Hatnuah later denied this accusation, saying in a statement that "Livni never conceded Ariel, and never discussed Jerusalem" during the negotiations she conducted as foreign minister in Ehud Olmert's government. "She scrupulously protected Israel's national interests. In politics, truth is also an option."
But despite Bennett's attacks on Netanyahu and Livni, his party hasn't given up on joining the coalition. on Wednesday, the convention approved a new bylaw authorizing Bennett to decide who the party's ministers will be if it does join. That is a change from the previous bylaw, which said the party's ministers should be chosen by its central committee rather than the chairman.

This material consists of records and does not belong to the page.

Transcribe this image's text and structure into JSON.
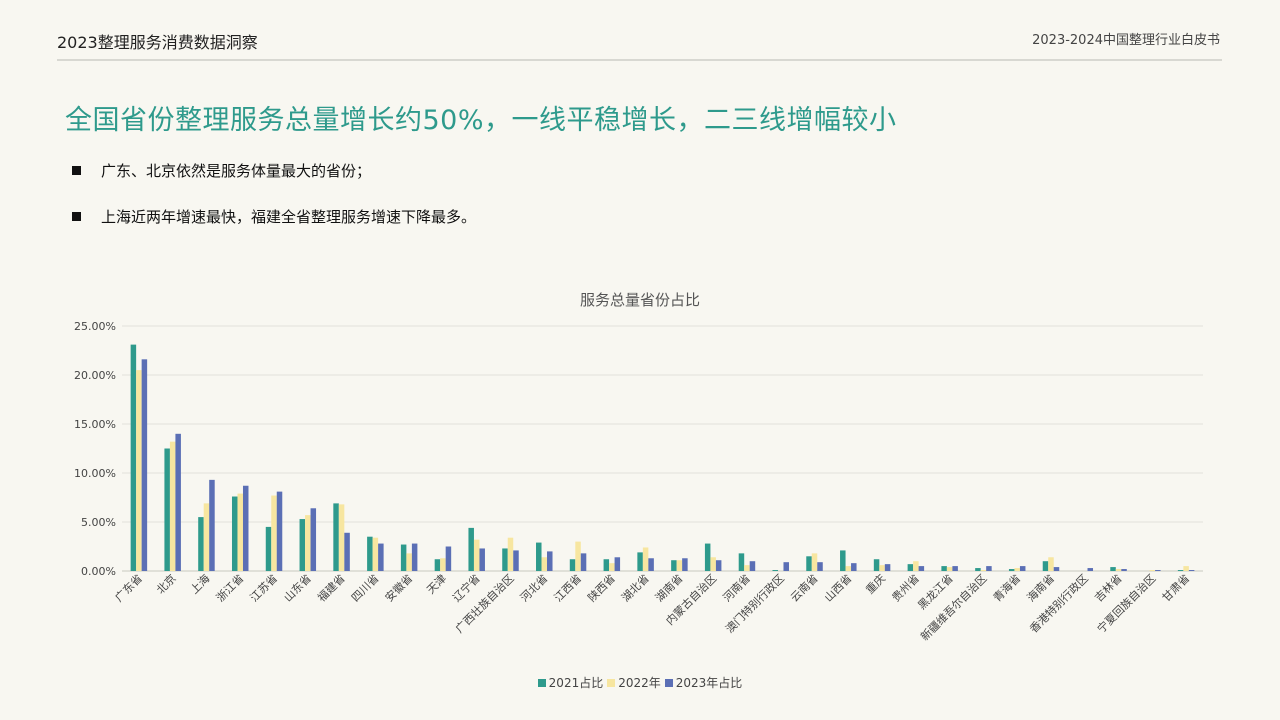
{
  "header": {
    "left_title": "2023整理服务消费数据洞察",
    "right_title": "2023-2024中国整理行业白皮书"
  },
  "headline": "全国省份整理服务总量增长约50%，一线平稳增长，二三线增幅较小",
  "bullets": [
    "广东、北京依然是服务体量最大的省份；",
    "上海近两年增速最快，福建全省整理服务增速下降最多。"
  ],
  "colors": {
    "accent": "#2e9a8c",
    "series": [
      "#2e9a8c",
      "#f7e6a0",
      "#5b6fb5"
    ]
  },
  "chart_data": {
    "type": "bar",
    "title": "服务总量省份占比",
    "ylim": [
      0,
      25
    ],
    "yticks": [
      "0.00%",
      "5.00%",
      "10.00%",
      "15.00%",
      "20.00%",
      "25.00%"
    ],
    "grid": true,
    "legend_position": "bottom",
    "categories": [
      "广东省",
      "北京",
      "上海",
      "浙江省",
      "江苏省",
      "山东省",
      "福建省",
      "四川省",
      "安徽省",
      "天津",
      "辽宁省",
      "广西壮族自治区",
      "河北省",
      "江西省",
      "陕西省",
      "湖北省",
      "湖南省",
      "内蒙古自治区",
      "河南省",
      "澳门特别行政区",
      "云南省",
      "山西省",
      "重庆",
      "贵州省",
      "黑龙江省",
      "新疆维吾尔自治区",
      "青海省",
      "海南省",
      "香港特别行政区",
      "吉林省",
      "宁夏回族自治区",
      "甘肃省"
    ],
    "series": [
      {
        "name": "2021占比",
        "values": [
          23.1,
          12.5,
          5.5,
          7.6,
          4.5,
          5.3,
          6.9,
          3.5,
          2.7,
          1.2,
          4.4,
          2.3,
          2.9,
          1.2,
          1.2,
          1.9,
          1.1,
          2.8,
          1.8,
          0.1,
          1.5,
          2.1,
          1.2,
          0.7,
          0.5,
          0.3,
          0.2,
          1.0,
          0.0,
          0.4,
          0.0,
          0.1
        ]
      },
      {
        "name": "2022年",
        "values": [
          20.5,
          13.2,
          6.9,
          7.9,
          7.7,
          5.7,
          6.8,
          3.4,
          1.8,
          1.3,
          3.2,
          3.4,
          1.4,
          3.0,
          0.8,
          2.4,
          1.1,
          1.4,
          0.6,
          0.0,
          1.8,
          0.5,
          0.6,
          1.0,
          0.4,
          0.1,
          0.3,
          1.4,
          0.0,
          0.2,
          0.1,
          0.5
        ]
      },
      {
        "name": "2023年占比",
        "values": [
          21.6,
          14.0,
          9.3,
          8.7,
          8.1,
          6.4,
          3.9,
          2.8,
          2.8,
          2.5,
          2.3,
          2.1,
          2.0,
          1.8,
          1.4,
          1.3,
          1.3,
          1.1,
          1.0,
          0.9,
          0.9,
          0.8,
          0.7,
          0.5,
          0.5,
          0.5,
          0.5,
          0.4,
          0.3,
          0.2,
          0.1,
          0.1
        ]
      }
    ]
  }
}
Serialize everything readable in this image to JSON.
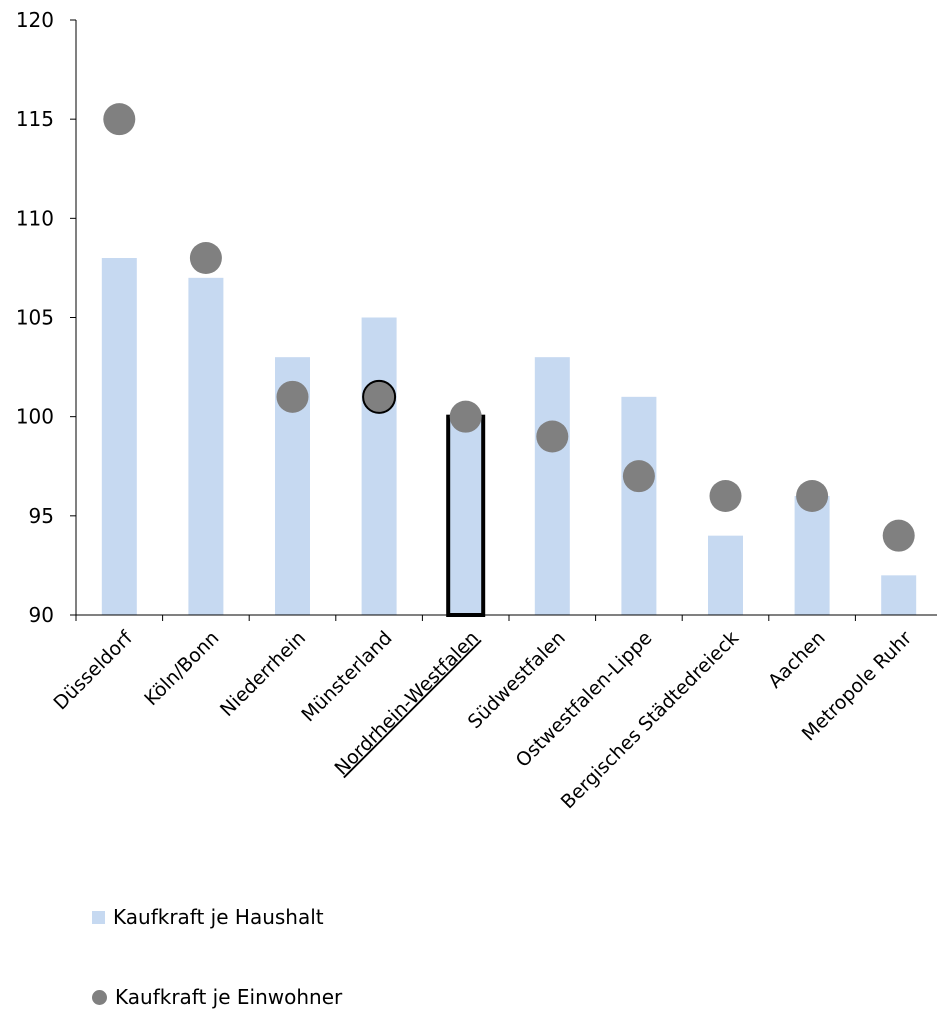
{
  "chart_data": {
    "type": "bar",
    "title": "",
    "xlabel": "",
    "ylabel": "",
    "categories": [
      "Düsseldorf",
      "Köln/Bonn",
      "Niederrhein",
      "Münsterland",
      "Nordrhein-Westfalen",
      "Südwestfalen",
      "Ostwestfalen-Lippe",
      "Bergisches Städtedreieck",
      "Aachen",
      "Metropole Ruhr"
    ],
    "ylim": [
      90,
      120
    ],
    "yticks": [
      90,
      95,
      100,
      105,
      110,
      115,
      120
    ],
    "series": [
      {
        "name": "Kaufkraft je Haushalt",
        "kind": "bar",
        "color": "#c6d9f1",
        "values": [
          108,
          107,
          103,
          105,
          100,
          103,
          101,
          94,
          96,
          92
        ]
      },
      {
        "name": "Kaufkraft je Einwohner",
        "kind": "dot",
        "color": "#808080",
        "values": [
          115,
          108,
          101,
          101,
          100,
          99,
          97,
          96,
          96,
          94
        ]
      }
    ],
    "highlight_category": "Nordrhein-Westfalen",
    "outlined_dot_category": "Münsterland",
    "grid": false,
    "legend_position": "bottom-left"
  }
}
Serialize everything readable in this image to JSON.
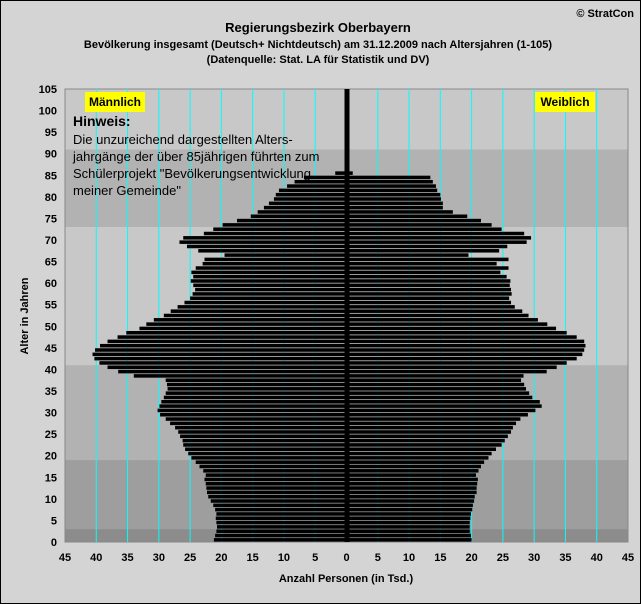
{
  "brand": "© StratCon",
  "chart_data": {
    "type": "bar",
    "orientation": "horizontal population pyramid",
    "title": "Regierungsbezirk Oberbayern",
    "subtitle": "Bevölkerung  insgesamt (Deutsch+ Nichtdeutsch) am 31.12.2009 nach Altersjahren (1-105)",
    "source": "(Datenquelle: Stat. LA für Statistik und DV)",
    "xlabel": "Anzahl Personen (in Tsd.)",
    "ylabel": "Alter in Jahren",
    "xlim": [
      -45,
      45
    ],
    "ylim": [
      0,
      105
    ],
    "x_ticks": [
      45,
      40,
      35,
      30,
      25,
      20,
      15,
      10,
      5,
      0,
      5,
      10,
      15,
      20,
      25,
      30,
      35,
      40,
      45
    ],
    "y_ticks": [
      0,
      5,
      10,
      15,
      20,
      25,
      30,
      35,
      40,
      45,
      50,
      55,
      60,
      65,
      70,
      75,
      80,
      85,
      90,
      95,
      100,
      105
    ],
    "grid": true,
    "legend": {
      "male": "Männlich",
      "female": "Weiblich"
    },
    "note_title": "Hinweis:",
    "note_lines": [
      "Die unzureichend dargestellten Alters-",
      "jahrgänge der über 85jährigen führten zum",
      "Schülerprojekt \"Bevölkerungsentwicklung",
      "meiner Gemeinde\""
    ],
    "ages": [
      0,
      1,
      2,
      3,
      4,
      5,
      6,
      7,
      8,
      9,
      10,
      11,
      12,
      13,
      14,
      15,
      16,
      17,
      18,
      19,
      20,
      21,
      22,
      23,
      24,
      25,
      26,
      27,
      28,
      29,
      30,
      31,
      32,
      33,
      34,
      35,
      36,
      37,
      38,
      39,
      40,
      41,
      42,
      43,
      44,
      45,
      46,
      47,
      48,
      49,
      50,
      51,
      52,
      53,
      54,
      55,
      56,
      57,
      58,
      59,
      60,
      61,
      62,
      63,
      64,
      65,
      66,
      67,
      68,
      69,
      70,
      71,
      72,
      73,
      74,
      75,
      76,
      77,
      78,
      79,
      80,
      81,
      82,
      83,
      84,
      85,
      86,
      87,
      88,
      89,
      90,
      91,
      92,
      93,
      94,
      95,
      96,
      97,
      98,
      99,
      100,
      101,
      102,
      103,
      104
    ],
    "series": [
      {
        "name": "Männlich",
        "values": [
          21.2,
          21.0,
          20.8,
          20.7,
          20.8,
          20.9,
          20.8,
          21.0,
          21.3,
          21.7,
          22.1,
          22.3,
          22.4,
          22.5,
          22.7,
          22.5,
          22.9,
          23.5,
          24.1,
          24.8,
          25.3,
          25.8,
          26.1,
          26.2,
          26.6,
          26.9,
          27.4,
          28.2,
          28.9,
          29.8,
          30.2,
          29.9,
          29.6,
          29.2,
          28.9,
          28.6,
          28.7,
          28.9,
          34.0,
          36.5,
          38.2,
          39.5,
          40.3,
          40.6,
          40.2,
          39.4,
          38.2,
          36.6,
          35.2,
          33.1,
          32.0,
          30.8,
          29.2,
          28.1,
          27.0,
          25.9,
          25.0,
          24.6,
          24.2,
          24.5,
          24.9,
          24.5,
          24.8,
          24.1,
          23.0,
          22.7,
          19.5,
          23.7,
          25.5,
          26.7,
          26.1,
          22.8,
          21.3,
          19.8,
          17.5,
          15.3,
          14.2,
          13.2,
          12.4,
          11.6,
          11.3,
          10.8,
          9.5,
          8.3,
          6.8,
          1.8,
          0.3,
          0.3,
          0.2,
          0.2,
          0.1,
          0.1,
          0.1,
          0.1,
          0,
          0,
          0,
          0,
          0,
          0,
          0,
          0,
          0,
          0,
          0
        ]
      },
      {
        "name": "Weiblich",
        "values": [
          20.0,
          19.9,
          19.7,
          19.7,
          19.7,
          19.8,
          19.9,
          20.1,
          20.2,
          20.4,
          20.5,
          20.8,
          20.8,
          20.9,
          21.0,
          20.7,
          21.1,
          21.5,
          22.0,
          22.7,
          23.2,
          23.9,
          24.8,
          25.3,
          25.8,
          26.3,
          26.6,
          27.1,
          27.8,
          29.0,
          30.2,
          31.2,
          30.9,
          29.7,
          29.2,
          28.7,
          28.4,
          27.9,
          28.3,
          32.0,
          33.6,
          35.2,
          36.8,
          37.7,
          38.0,
          38.2,
          38.0,
          36.8,
          35.2,
          33.5,
          32.1,
          30.6,
          29.1,
          28.1,
          26.9,
          26.3,
          26.0,
          26.4,
          26.3,
          26.1,
          26.2,
          25.6,
          24.6,
          25.9,
          24.0,
          25.9,
          19.5,
          24.4,
          25.7,
          28.8,
          29.5,
          28.4,
          24.8,
          23.2,
          21.5,
          19.3,
          17.0,
          15.4,
          15.4,
          15.1,
          15.0,
          14.5,
          14.3,
          13.8,
          13.4,
          1.0,
          0.3,
          0.3,
          0.2,
          0.2,
          0.1,
          0.1,
          0.1,
          0.1,
          0,
          0,
          0,
          0,
          0,
          0,
          0,
          0,
          0,
          0,
          0
        ]
      }
    ],
    "colors": {
      "bars": "#000000",
      "plot_bands": [
        "#c8c8c8",
        "#b2b2b2",
        "#9e9e9e",
        "#8c8c8c"
      ],
      "gridlines": "#00ffff",
      "center_axis": "#000000",
      "legend_bg": "#ffff00",
      "male_label": "#1a1aa0",
      "female_label": "#ff0000",
      "page_bg": "#d4d4d4"
    }
  }
}
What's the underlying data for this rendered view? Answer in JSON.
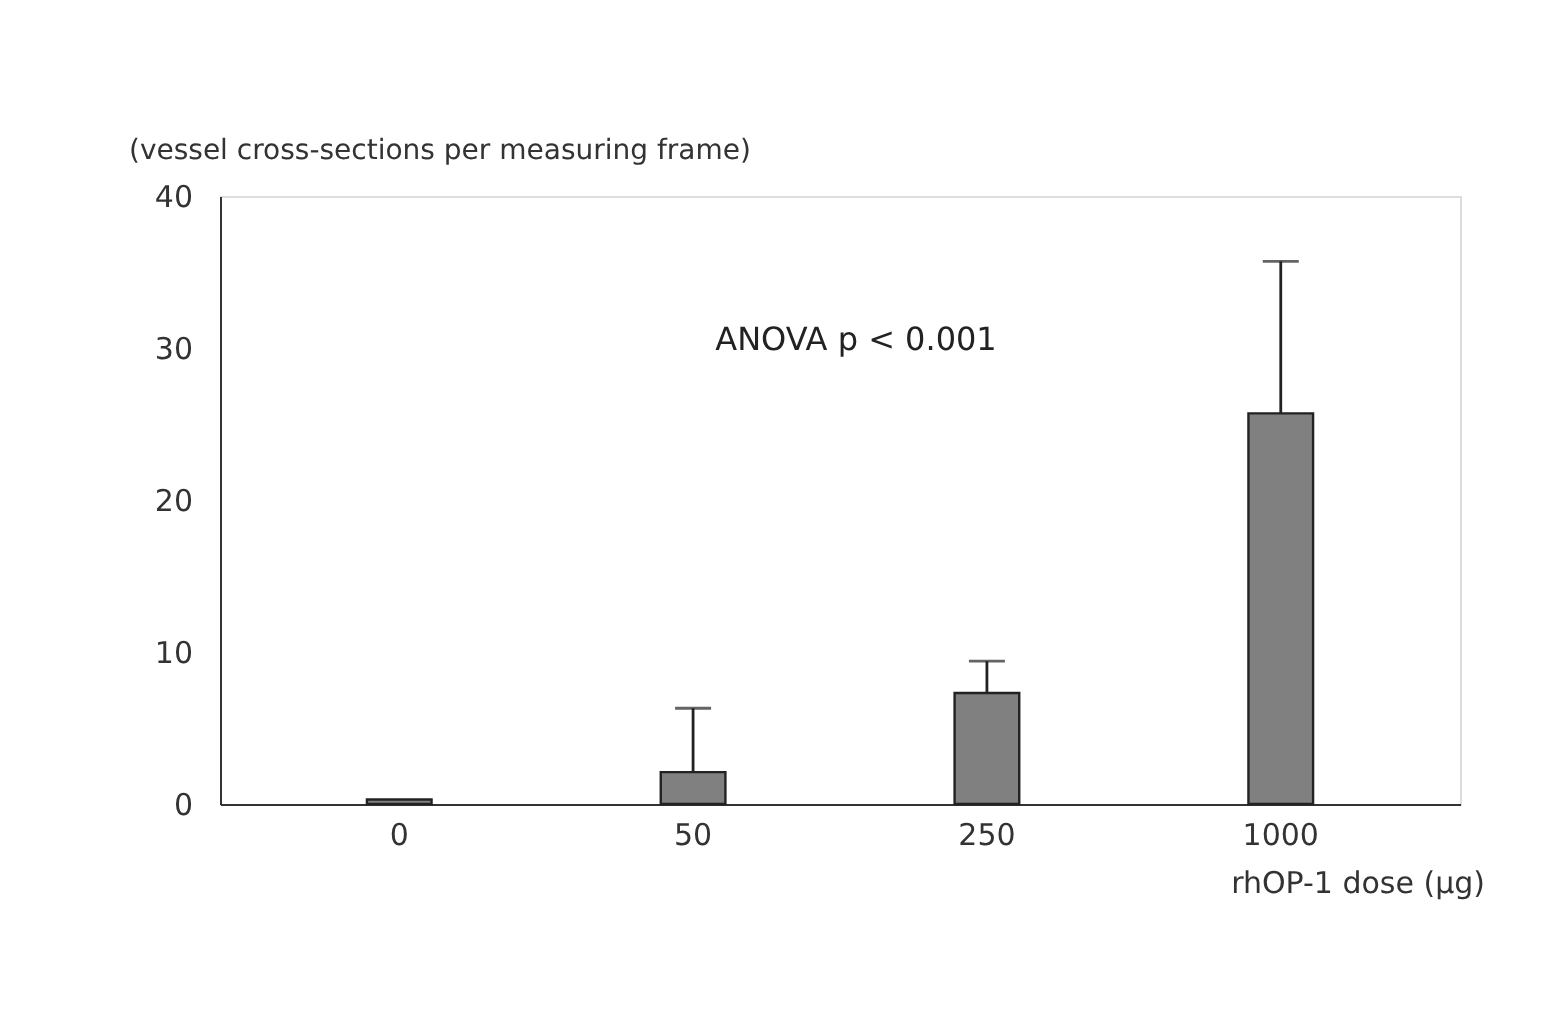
{
  "chart_data": {
    "type": "bar",
    "xlabel": "rhOP-1 dose (µg)",
    "ylabel": "(vessel cross-sections per measuring frame)",
    "categories": [
      "0",
      "50",
      "250",
      "1000"
    ],
    "values": [
      0.3,
      2.1,
      7.3,
      25.7
    ],
    "errors": [
      null,
      [
        2.1,
        6.3
      ],
      [
        7.3,
        9.4
      ],
      [
        25.7,
        35.7
      ]
    ],
    "color": "#808080",
    "ylim": [
      0,
      40
    ],
    "yticks": [
      0,
      10,
      20,
      30,
      40
    ],
    "grid": false,
    "annotations": [
      "ANOVA p < 0.001"
    ]
  }
}
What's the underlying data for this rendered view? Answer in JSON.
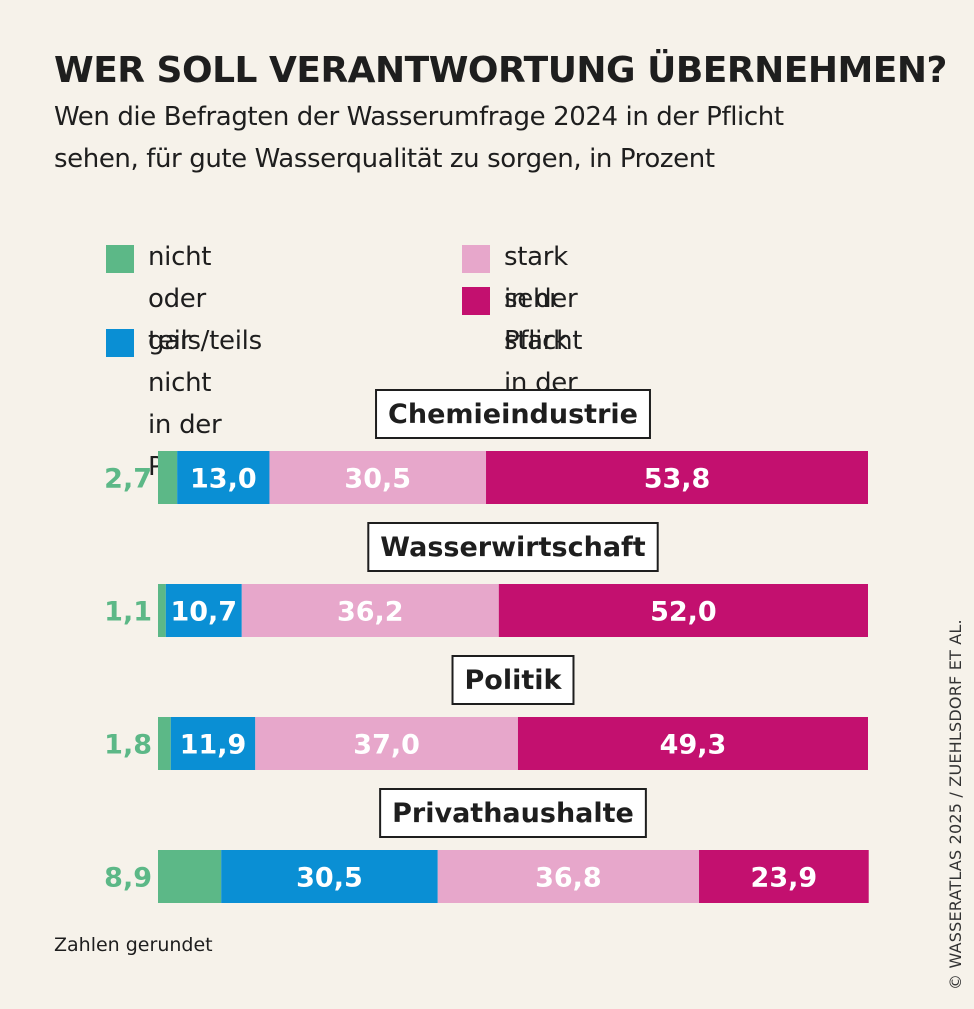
{
  "chart_data": {
    "type": "bar",
    "stacked": true,
    "orientation": "horizontal",
    "title": "WER SOLL VERANTWORTUNG ÜBERNEHMEN?",
    "subtitle_lines": [
      "Wen die Befragten der Wasserumfrage 2024 in der Pflicht",
      "sehen, für gute Wasserqualität zu sorgen, in Prozent"
    ],
    "categories": [
      "Chemieindustrie",
      "Wasserwirtschaft",
      "Politik",
      "Privathaushalte"
    ],
    "series": [
      {
        "name": "nicht oder gar nicht in der Pflicht",
        "legend_lines": [
          "nicht oder gar nicht",
          "in der Pflicht"
        ],
        "color": "#5cb887",
        "values": [
          2.7,
          1.1,
          1.8,
          8.9
        ],
        "labels": [
          "2,7",
          "1,1",
          "1,8",
          "8,9"
        ]
      },
      {
        "name": "teils/teils",
        "legend_lines": [
          "teils/teils"
        ],
        "color": "#0a8fd4",
        "values": [
          13.0,
          10.7,
          11.9,
          30.5
        ],
        "labels": [
          "13,0",
          "10,7",
          "11,9",
          "30,5"
        ]
      },
      {
        "name": "stark in der Pflicht",
        "legend_lines": [
          "stark in der Pflicht"
        ],
        "color": "#e7a7cb",
        "values": [
          30.5,
          36.2,
          37.0,
          36.8
        ],
        "labels": [
          "30,5",
          "36,2",
          "37,0",
          "36,8"
        ]
      },
      {
        "name": "sehr stark in der Pflicht",
        "legend_lines": [
          "sehr stark in der Pflicht"
        ],
        "color": "#c3106f",
        "values": [
          53.8,
          52.0,
          49.3,
          23.9
        ],
        "labels": [
          "53,8",
          "52,0",
          "49,3",
          "23,9"
        ]
      }
    ],
    "xlim": [
      0,
      100
    ],
    "note": "Zahlen gerundet"
  },
  "credit": "© WASSERATLAS 2025 / ZUEHLSDORF ET AL."
}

Meanwhile, Likud and Habayit Hayehudi continued on Wednesday to trade accusations over the personal tension between Netanyahu and Bennett, which dates back to 2006 when Bennett served as Netanyahu's bureau chief.
"For decades, there has been a natural partnership between Likud and religious Zionism," Bennett said in his convention speech. "In the recent campaign, we were crudely attacked and something in this partnership was torn. They wanted to return us to the position of the non-commissioned officer in charge of religion."
But in an interview with Army Radio, attorney David Shimron, who heads the Likud's coalition negotiations team, charged that Bennett was responsible for the ongoing rift. "The prime minister didn't go in personal directions," he said. "I think Naftali Bennett's behavior recently has created tension of one kind or another. The prime minister has set this tension aside."
Habayit Hayehudi subsequently retorted in a statement that "these smears aren't even worthy of a response. We recommend keeping a cool head and [showing] mutual respect when conducting negotiations."